Tandis que le chanvrier valaisan Bernard Rappaz entame ce lundi son 75e jour de grève de la faim à l’Hôpital de Genève, où les médecins refusent de le nourrir contre son gré malgré les injonctions du Tribunal fédéral (TF) et du Tribunal cantonal valaisan (LT du 06.11.2010), le débat enfle entre éthiciens et juristes.

Dans 24 Heures de samedi, Alex Mauron, directeur de l’institut d’éthique biomédicale de l’Université de Genève, déclare que les médecins «n’ont pas à faire le jeu du pouvoir judiciaire». Le jugement du TF, «assez étrange et incohérent», exprime «la protection un peu panique de l’Etat, comme si la crédibilité de la justice était attachée au destin d’un seul homme». Dans Le Matin Dimanche, l’avocat genevois Marc Bonnant critique aussi l’arrêt du TF: les juges ont estimé que la crédibilité de la justice l’emporte sur «le droit sacré de mourir». La Fédération des médecins suisses a «pris très courageusement position» en rejetant cette décision, qui exprime «une vengeance collective» et la rigidité de juges «jaloux de leurs prérogatives».

Le même journal revient sur l’état de santé de Bernard Rappaz, qu’une photographie montre amaigri.

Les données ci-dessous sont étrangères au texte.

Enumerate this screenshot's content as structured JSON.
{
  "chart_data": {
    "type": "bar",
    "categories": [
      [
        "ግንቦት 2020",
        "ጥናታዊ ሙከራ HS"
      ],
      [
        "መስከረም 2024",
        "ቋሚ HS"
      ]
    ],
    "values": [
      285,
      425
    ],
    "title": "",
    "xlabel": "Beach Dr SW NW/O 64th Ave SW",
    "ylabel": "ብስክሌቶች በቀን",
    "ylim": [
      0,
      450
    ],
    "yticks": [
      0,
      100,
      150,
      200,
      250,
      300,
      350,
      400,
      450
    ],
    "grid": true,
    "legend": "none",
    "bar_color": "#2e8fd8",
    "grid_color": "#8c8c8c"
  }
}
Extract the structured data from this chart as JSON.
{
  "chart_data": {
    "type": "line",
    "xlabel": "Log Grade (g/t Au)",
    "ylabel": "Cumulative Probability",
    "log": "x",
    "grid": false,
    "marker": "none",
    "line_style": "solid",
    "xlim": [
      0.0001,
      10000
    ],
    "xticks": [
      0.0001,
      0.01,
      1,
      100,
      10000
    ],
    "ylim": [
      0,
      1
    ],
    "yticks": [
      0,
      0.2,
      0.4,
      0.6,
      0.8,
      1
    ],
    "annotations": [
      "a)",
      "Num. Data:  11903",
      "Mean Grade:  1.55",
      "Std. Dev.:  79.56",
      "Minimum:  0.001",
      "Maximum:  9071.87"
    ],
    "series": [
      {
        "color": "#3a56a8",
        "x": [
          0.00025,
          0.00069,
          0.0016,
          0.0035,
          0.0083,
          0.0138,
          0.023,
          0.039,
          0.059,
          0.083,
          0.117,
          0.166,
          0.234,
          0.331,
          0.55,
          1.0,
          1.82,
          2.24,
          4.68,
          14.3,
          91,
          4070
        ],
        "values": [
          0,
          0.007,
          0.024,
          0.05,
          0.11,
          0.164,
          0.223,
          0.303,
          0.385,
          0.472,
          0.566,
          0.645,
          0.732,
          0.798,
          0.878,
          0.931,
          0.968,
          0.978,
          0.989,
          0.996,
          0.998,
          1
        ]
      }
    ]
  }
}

Sa rédactrice en chef (valaisanne) Ariane Dayer s’indigne de la mort désormais possible du chanvrier; son avis est à l’opposé de celui de Marc Bonnant: «La liberté de mourir? Quelle liberté quand on est prisonnier? Pourquoi établit-on mille surveillances pour éviter que les détenus ne se suicident si c’est pour laisser celui-là le faire?» Pour elle, c’est aux instances valaisannes – politiques, religieuses – d’agir. Jusqu’ici, aucune ne l’a fait. Le Grand Conseil se prononcera sur la demande de grâce du chanvrier le 18 novembre, pas avant.